Posts Tagged ‘Alan Taylor’

The Civil War of 1812 by Alan Taylor

October 13th, 2010

In this deeply researched and clearly written book, the Pulitzer Prize–winning historian Alan Taylor tells the riveting story of a war that redefined North America. During the early nineteenth century, Britons and Americans renewed their struggle over the legacy of the American Revolution. Soldiers, immigrants, settlers, and Indians fought in a northern borderland to determine the fate of a continent. Would revolutionary republicanism sweep the British from Canada? Or would the British empire contain, divide, and ruin the shaky American republic?

In a world of double identities, slippery allegiances, and porous boundaries, the leaders of the republic and of the empire struggled to control their own diverse peoples. The border divided Americans—former Loyalists and Patriots—who fought on both sides in the new war, as did native peoples defending their homelands. Serving in both armies, Irish immigrants battled one another, reaping charges of rebellion and treason. And dissident Americans flirted with secession while aiding the British as smugglers and spies.

During the war, both sides struggled to sustain armies in a northern land of immense forests, vast lakes, and stark seasonal swings in the weather. In that environment, many soldiers panicked as they fought their own vivid imaginations, which cast Indians as bloodthirsty savages. After fighting each other to a standstill, the Americans and the British concluded that they could safely share the continent along a border that favored the United States at the expense of Canadians and Indians. Both sides then celebrated victory by forgetting their losses and by betraying the native peoples.

A vivid narrative of an often brutal (and sometimes comic) war that reveals much about the tangled origins of the United States and Canada.

Born and raised in Maine, Alan Taylor teaches American and Canadian history at the University of California, Davis. His books include The Divided Ground, Writing Early American History, American Colonies, and William Cooper’s Town, which won the Bancroft and Pulitzer prizes for American history. He also serves as a contributing editor to The New Republic.

From our Q&A with the author

Q: Why did you decide to use the phrase “civil war” in the title of your new book? Most people think of the War of 1812 as a fight between the United States and England, not as a civil conflict.

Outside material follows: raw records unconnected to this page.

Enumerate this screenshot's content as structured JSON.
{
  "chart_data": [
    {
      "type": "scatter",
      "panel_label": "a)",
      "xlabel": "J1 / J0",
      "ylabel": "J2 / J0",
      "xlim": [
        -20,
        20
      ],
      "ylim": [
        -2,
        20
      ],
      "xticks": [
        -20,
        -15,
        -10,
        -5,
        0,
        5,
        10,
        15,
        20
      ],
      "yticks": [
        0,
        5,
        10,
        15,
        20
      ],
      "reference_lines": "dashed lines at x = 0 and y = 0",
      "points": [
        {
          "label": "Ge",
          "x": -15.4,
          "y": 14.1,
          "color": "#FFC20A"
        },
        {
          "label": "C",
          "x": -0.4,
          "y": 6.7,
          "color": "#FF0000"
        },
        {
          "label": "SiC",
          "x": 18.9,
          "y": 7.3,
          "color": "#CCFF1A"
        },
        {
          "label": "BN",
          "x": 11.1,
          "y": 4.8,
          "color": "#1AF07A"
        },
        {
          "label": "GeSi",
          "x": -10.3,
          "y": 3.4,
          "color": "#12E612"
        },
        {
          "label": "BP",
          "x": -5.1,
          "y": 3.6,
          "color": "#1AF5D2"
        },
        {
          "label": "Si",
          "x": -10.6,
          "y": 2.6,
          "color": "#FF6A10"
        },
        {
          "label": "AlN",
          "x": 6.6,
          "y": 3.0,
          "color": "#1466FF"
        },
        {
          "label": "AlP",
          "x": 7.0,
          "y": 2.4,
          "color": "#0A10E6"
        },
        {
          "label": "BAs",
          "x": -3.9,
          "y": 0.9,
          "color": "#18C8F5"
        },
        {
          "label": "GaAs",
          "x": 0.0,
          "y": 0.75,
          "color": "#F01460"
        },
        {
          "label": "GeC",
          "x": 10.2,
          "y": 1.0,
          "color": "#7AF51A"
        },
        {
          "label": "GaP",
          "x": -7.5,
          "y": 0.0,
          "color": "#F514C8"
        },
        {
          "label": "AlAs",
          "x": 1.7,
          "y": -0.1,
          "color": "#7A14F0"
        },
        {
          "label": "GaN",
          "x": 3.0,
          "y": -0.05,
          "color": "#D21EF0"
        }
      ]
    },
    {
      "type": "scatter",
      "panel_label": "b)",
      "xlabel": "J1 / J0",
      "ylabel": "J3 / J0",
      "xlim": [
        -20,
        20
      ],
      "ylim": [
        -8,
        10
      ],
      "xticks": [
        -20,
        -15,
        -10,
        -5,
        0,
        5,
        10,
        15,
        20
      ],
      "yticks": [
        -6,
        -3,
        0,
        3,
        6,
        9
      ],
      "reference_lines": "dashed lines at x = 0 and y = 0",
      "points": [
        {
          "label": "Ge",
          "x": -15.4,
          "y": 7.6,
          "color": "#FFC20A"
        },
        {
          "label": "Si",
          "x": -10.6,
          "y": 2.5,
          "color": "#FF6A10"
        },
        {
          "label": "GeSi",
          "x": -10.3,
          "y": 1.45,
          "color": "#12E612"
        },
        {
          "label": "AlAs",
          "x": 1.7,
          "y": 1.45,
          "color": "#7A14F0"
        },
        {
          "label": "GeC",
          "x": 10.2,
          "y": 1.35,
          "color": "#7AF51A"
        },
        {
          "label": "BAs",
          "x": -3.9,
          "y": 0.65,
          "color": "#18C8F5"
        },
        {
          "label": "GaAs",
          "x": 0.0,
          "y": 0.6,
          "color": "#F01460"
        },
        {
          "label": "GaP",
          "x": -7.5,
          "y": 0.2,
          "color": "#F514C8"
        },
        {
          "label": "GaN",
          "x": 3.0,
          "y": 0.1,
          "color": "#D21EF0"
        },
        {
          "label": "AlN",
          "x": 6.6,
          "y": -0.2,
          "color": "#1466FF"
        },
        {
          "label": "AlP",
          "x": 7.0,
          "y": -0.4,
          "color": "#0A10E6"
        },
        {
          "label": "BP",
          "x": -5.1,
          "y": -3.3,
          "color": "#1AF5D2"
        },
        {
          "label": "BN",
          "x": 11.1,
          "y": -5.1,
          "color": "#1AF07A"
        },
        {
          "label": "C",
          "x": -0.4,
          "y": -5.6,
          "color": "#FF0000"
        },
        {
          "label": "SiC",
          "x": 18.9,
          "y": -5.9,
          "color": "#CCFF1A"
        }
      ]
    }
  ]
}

A: I came to see the War of 1812 as a civil war between kindred peoples, recently and incompletely divided by the revolution. To call the War of 1812 a “civil war,” now seems jarring because hindsight distorts our perspective on the past. We underestimate the fluid uncertainty of the post-revolutionary generation, when the new republic was so precarious and so embattled. We imagine that the revolution effected a clean break between Americans and Britons as distinct peoples. In fact, the republic and the empire competed for the allegiance of the peoples in North America: native, settler, and immigrant. On both sides, the people thought of the war as continuing the revolutionary struggle between Loyalists and rebels. And the war divided the British Empire as Irish refugees fought for the United States but faced trial for treason if captured.”

Q: In your opinion, why has the War of 1812 become a relatively forgotten piece of U.S. history (aside from inspiring the “Star Spangled Banner”)?

A: The War of 1812 looms small in American memory: forgotten as insignificant because it apparently ended as a draw that changed no boundary and no policy. At best, Americans barely recall the war as a handful of patriotic symbols: for inspiring the national anthem; for the victories of the warship dubbed “Old Ironsides”; for the British perfidy in burning the White House and the Capitol; and for the pay-back taken by Andrew Jackson’s Tennessee riflemen at the Battle of New Orleans. This highly selective memory recasts the war as a defense of the United States against British attacks—and screens out the many defeats suffered by American invaders in Canada.